Svolgimento del processo

La controversia concerne l’impugnazione da parte dei contribuenti di un accertamento recante la revisione del classamento di alcune unità immobiliari in Milano alla quale l’amministrazione aveva proceduto ai sensi e sulla base della previsione ci cui all’art. 1, comma 335, legge n. 311 del 2004, della determinazione del direttore dell’Agenzia del Territorio del 16 febbraio 2005, della richiesta del Comune di Milano del 14 ottobre 2005 diretta ad ottenere la revisione del classamento delle unità di proprietà privata ubicate nelle microzone individuate nella planimetria allegata all’avviso, e della determinazione del direttore dell’Agenzia del Territorio con la quale era stato attivato l’indicato processo di revisione.

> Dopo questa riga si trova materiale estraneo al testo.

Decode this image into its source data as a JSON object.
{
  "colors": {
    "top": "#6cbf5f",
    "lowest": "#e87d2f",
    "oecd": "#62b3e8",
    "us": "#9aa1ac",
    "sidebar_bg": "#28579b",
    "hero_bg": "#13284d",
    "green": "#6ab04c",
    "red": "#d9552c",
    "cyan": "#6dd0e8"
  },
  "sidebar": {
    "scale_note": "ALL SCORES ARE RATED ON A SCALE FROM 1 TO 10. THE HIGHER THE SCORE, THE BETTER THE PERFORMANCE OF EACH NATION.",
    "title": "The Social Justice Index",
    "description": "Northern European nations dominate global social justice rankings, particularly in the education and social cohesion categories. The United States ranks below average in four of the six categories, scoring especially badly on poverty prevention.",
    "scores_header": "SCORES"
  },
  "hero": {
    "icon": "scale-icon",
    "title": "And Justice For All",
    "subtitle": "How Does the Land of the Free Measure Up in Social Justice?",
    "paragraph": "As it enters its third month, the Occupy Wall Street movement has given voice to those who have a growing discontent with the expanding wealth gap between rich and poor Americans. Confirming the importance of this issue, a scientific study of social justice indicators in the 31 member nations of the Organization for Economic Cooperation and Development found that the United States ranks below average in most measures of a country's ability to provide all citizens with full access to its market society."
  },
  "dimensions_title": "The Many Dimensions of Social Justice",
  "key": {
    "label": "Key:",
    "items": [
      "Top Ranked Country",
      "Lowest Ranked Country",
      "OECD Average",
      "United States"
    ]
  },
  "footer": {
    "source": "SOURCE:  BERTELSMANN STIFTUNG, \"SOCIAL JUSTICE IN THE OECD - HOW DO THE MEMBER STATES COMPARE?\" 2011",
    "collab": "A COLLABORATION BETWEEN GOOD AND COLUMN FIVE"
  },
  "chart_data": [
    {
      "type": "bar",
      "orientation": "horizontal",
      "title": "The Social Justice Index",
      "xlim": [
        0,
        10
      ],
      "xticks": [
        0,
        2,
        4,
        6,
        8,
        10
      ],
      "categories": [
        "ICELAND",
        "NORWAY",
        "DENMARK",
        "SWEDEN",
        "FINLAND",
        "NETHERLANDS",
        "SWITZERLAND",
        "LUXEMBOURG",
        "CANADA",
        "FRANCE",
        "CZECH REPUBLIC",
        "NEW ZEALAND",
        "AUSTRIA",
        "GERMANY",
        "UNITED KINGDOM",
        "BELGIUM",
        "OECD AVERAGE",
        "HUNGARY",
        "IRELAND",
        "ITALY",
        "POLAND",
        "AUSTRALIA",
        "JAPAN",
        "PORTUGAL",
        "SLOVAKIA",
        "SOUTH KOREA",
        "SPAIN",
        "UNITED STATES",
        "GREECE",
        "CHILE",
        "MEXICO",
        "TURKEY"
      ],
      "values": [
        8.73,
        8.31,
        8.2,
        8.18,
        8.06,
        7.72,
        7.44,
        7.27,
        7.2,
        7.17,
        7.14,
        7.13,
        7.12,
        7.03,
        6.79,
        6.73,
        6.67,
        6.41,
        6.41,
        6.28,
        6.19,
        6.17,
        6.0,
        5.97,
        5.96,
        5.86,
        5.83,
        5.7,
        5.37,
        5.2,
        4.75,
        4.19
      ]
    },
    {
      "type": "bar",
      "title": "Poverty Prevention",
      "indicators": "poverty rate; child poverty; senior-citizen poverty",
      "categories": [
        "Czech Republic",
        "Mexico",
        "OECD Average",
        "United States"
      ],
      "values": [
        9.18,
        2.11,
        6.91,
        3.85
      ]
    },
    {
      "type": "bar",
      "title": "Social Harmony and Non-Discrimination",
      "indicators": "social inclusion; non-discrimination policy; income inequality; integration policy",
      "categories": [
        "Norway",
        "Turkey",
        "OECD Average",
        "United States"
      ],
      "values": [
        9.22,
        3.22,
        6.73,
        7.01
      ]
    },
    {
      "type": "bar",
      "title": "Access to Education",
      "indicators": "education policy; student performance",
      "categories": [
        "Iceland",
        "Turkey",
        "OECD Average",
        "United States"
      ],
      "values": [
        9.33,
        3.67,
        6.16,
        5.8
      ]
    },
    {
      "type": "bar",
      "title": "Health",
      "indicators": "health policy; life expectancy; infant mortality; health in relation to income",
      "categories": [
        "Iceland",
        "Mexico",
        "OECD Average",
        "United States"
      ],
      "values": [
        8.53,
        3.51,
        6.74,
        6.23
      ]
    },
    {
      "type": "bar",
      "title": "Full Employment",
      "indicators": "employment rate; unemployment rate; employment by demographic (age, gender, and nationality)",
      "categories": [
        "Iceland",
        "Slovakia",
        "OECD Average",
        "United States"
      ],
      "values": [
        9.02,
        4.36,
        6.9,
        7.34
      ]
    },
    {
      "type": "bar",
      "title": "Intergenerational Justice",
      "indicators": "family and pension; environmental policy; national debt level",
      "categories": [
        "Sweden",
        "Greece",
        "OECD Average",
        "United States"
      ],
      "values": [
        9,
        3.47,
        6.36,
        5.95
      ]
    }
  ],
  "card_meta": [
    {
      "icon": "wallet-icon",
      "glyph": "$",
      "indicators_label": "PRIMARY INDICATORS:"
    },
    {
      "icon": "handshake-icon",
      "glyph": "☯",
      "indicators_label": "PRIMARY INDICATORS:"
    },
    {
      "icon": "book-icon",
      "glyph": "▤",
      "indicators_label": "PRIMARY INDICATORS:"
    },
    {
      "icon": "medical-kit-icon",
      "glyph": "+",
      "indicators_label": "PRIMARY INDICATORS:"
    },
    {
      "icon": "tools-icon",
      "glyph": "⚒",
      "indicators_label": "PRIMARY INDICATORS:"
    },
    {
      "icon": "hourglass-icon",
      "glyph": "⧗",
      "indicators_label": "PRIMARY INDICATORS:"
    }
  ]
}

I contribuenti lamentavano che:

– la revisione della rendita di alcune delle unità immobiliari oggetto dell’accertamento per le quali era stata presentata denuncia di variazione successivamente alla legge n. 17 del 1985, avrebbe richiesto una stima dell’Immobile con sopralluogo;

– la strada, via Broletto, ove erano situate le unità immobiliari oggetto dell’accertamento aveva subito nel corso degli anni una situazione di “degrado”, individuata dai contribuenti, oltre che nella già risalente realizzazione (anni ‘60) della linea 1 della metropolitana, nel passaggio (ad alta frequenza) di cinque linee tranviarie sulla sede stradale, nell’assoluta difficoltà di parcheggio, nella rilevante mancanza di negozi commerciali con presenza del tutto prevalente di uffici e aziende di credito;

– la motivazione dell’accertamento era carente dell’indicazione di un qualsiasi elemento che giustificasse le ragioni di passaggio di alcune unità immobiliari ad una superiore categoria catastale; né erano state specificate le caratteristiche delle classi di provenienza e di quelle di nuova attribuzione o ancora le ragioni della limitazione della revisione ad alcune microzone, nonostante fosse stata tutta la città ad essere interessata dal miglioramento dei servizi, dal potenziamento dei trasporti, dalla creazione di nuove linee metropolitane, di una maggiore internazionalizzazione;

– non era stata rispettata la normativa che presiede alle procedure di classificazione catastale, in quanto l’impugnato accertamento faceva riferimento ad un mutamento dei valori di mercato (e non catastali), omettendo di assumere a parametro comparativo i tradizionali elementi di raffronto;

– la mancata considerazione della detraibilità delle spese di manutenzione e il mancato riferimento alla superfiche delle singole unità Immobiliari;

– l’illegittimità, per non aver tenuto conto di tutti gli elementi specificati nell’art. 2 del d.P.R. n. 138 del 1998, della delibera del Comune dì Milano di individuazione delle microzone e l’illegittimità, per travisamento di potere e violazione di legge, della determinazione del direttore dell’Agenzia del Territorio del 16 febbraio 2005;

– l’illegittimità costituzionale dell’art. 1, comma 335, della legge n. 311 del 2004;

– l’incompetenza del dirigente comunale a chiedere la revisione, essendo il relativo potere riservato alla giunta;

– la mancata motivazione dei dati presi a fondamento per la richiesta di revisione, in particolare con riferimento alla ritenuta percentuale di scostamento della media delle altre microzone.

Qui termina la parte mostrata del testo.